Ionic mechanisms of GABA-induced long-term potentiation in the rat superior colliculus.

Abstract

GABA-induced excitation and long-term potentiation (LTPG) have been demonstrated recently in the superficial layers of the superior colliculus (SC). In other regions of the nervous system, GABA elicits excitatory responses via ionotropic GABA receptors under certain conditions. This excitation is proposed to be due to either a high neuronal chloride concentration favouring a depolarising chloride efflux, or to a bicarbonate efflux coupled to a chloride influx. The aim of this study was to characterise the mechanisms underlying excitation and prolonged increase in synaptic transmission induced by GABA in the SC. Extracellular field potentials were recorded from 1-month-old rat SC slices, and LTPG of these responses was evoked by application of 3 mM GABA. GABA-induced excitation and LTPG were significantly reduced by lowering the extracellular calcium concentration, but not by a decreased potassium concentration.

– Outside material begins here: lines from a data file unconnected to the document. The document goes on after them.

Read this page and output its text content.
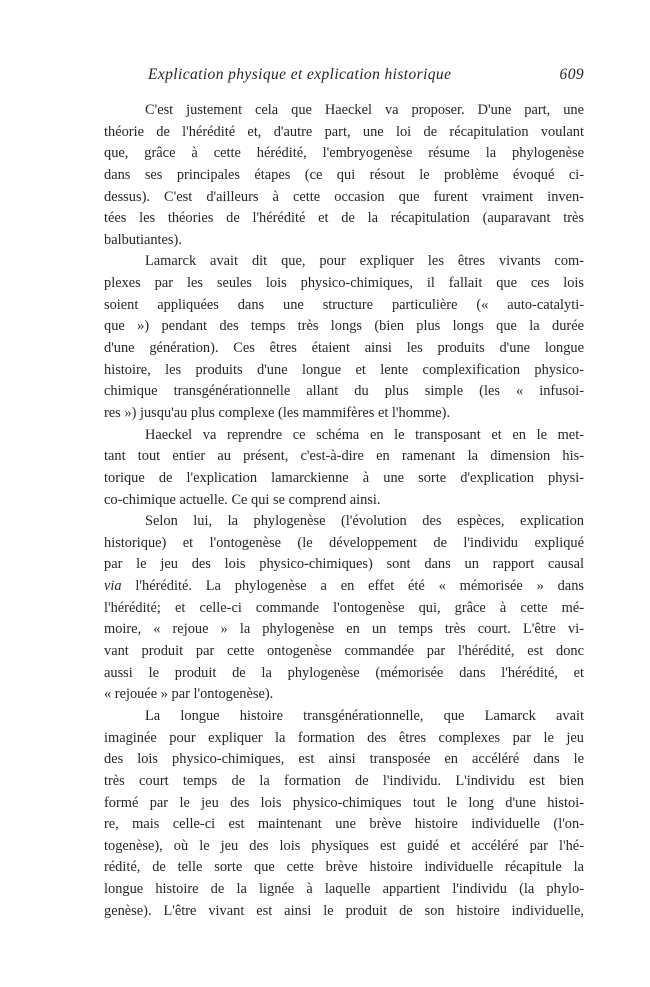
Explication physique et explication historique	609
C'est justement cela que Haeckel va proposer. D'une part, une
théorie de l'hérédité et, d'autre part, une loi de récapitulation voulant
que, grâce à cette hérédité, l'embryogenèse résume la phylogenèse
dans ses principales étapes (ce qui résout le problème évoqué ci-
dessus). C'est d'ailleurs à cette occasion que furent vraiment inven-
tées les théories de l'hérédité et de la récapitulation (auparavant très
balbutiantes).
Lamarck avait dit que, pour expliquer les êtres vivants com-
plexes par les seules lois physico-chimiques, il fallait que ces lois
soient appliquées dans une structure particulière (« auto-catalyti-
que ») pendant des temps très longs (bien plus longs que la durée
d'une génération). Ces êtres étaient ainsi les produits d'une longue
histoire, les produits d'une longue et lente complexification physico-
chimique transgénérationnelle allant du plus simple (les « infusoi-
res ») jusqu'au plus complexe (les mammifères et l'homme).
Haeckel va reprendre ce schéma en le transposant et en le met-
tant tout entier au présent, c'est-à-dire en ramenant la dimension his-
torique de l'explication lamarckienne à une sorte d'explication physi-
co-chimique actuelle. Ce qui se comprend ainsi.
Selon lui, la phylogenèse (l'évolution des espèces, explication
historique) et l'ontogenèse (le développement de l'individu expliqué
par le jeu des lois physico-chimiques) sont dans un rapport causal
via l'hérédité. La phylogenèse a en effet été « mémorisée » dans
l'hérédité; et celle-ci commande l'ontogenèse qui, grâce à cette mé-
moire, « rejoue » la phylogenèse en un temps très court. L'être vi-
vant produit par cette ontogenèse commandée par l'hérédité, est donc
aussi le produit de la phylogenèse (mémorisée dans l'hérédité, et
« rejouée » par l'ontogenèse).
La longue histoire transgénérationnelle, que Lamarck avait
imaginée pour expliquer la formation des êtres complexes par le jeu
des lois physico-chimiques, est ainsi transposée en accéléré dans le
très court temps de la formation de l'individu. L'individu est bien
formé par le jeu des lois physico-chimiques tout le long d'une histoi-
re, mais celle-ci est maintenant une brève histoire individuelle (l'on-
togenèse), où le jeu des lois physiques est guidé et accéléré par l'hé-
rédité, de telle sorte que cette brève histoire individuelle récapitule la
longue histoire de la lignée à laquelle appartient l'individu (la phylo-
genèse). L'être vivant est ainsi le produit de son histoire individuelle,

Replacing the extracellular bicarbonate-buffered perfusion medium with a HEPES-buffered solution had no effect on LTPG but blocking the bicarbonate-generating enzyme carbonic anhydrase both intra- and extracellularly with ethoxyzolamide (50 microM) prevented LTPG. The chloride transport inhibitor bumetanide (50 microM) reduced but did not block LTPG. We therefore suggest that the contribution of the chloride equilibrium to LTPG is only of minor importance. The intracellular bicarbonate pool and related efflux provides the basis for the excitatory action of GABA, leading to a subsequent depolarisation and calcium influx through voltage-dependent calcium channels, thus causing long-lasting changes in synaptic transmission.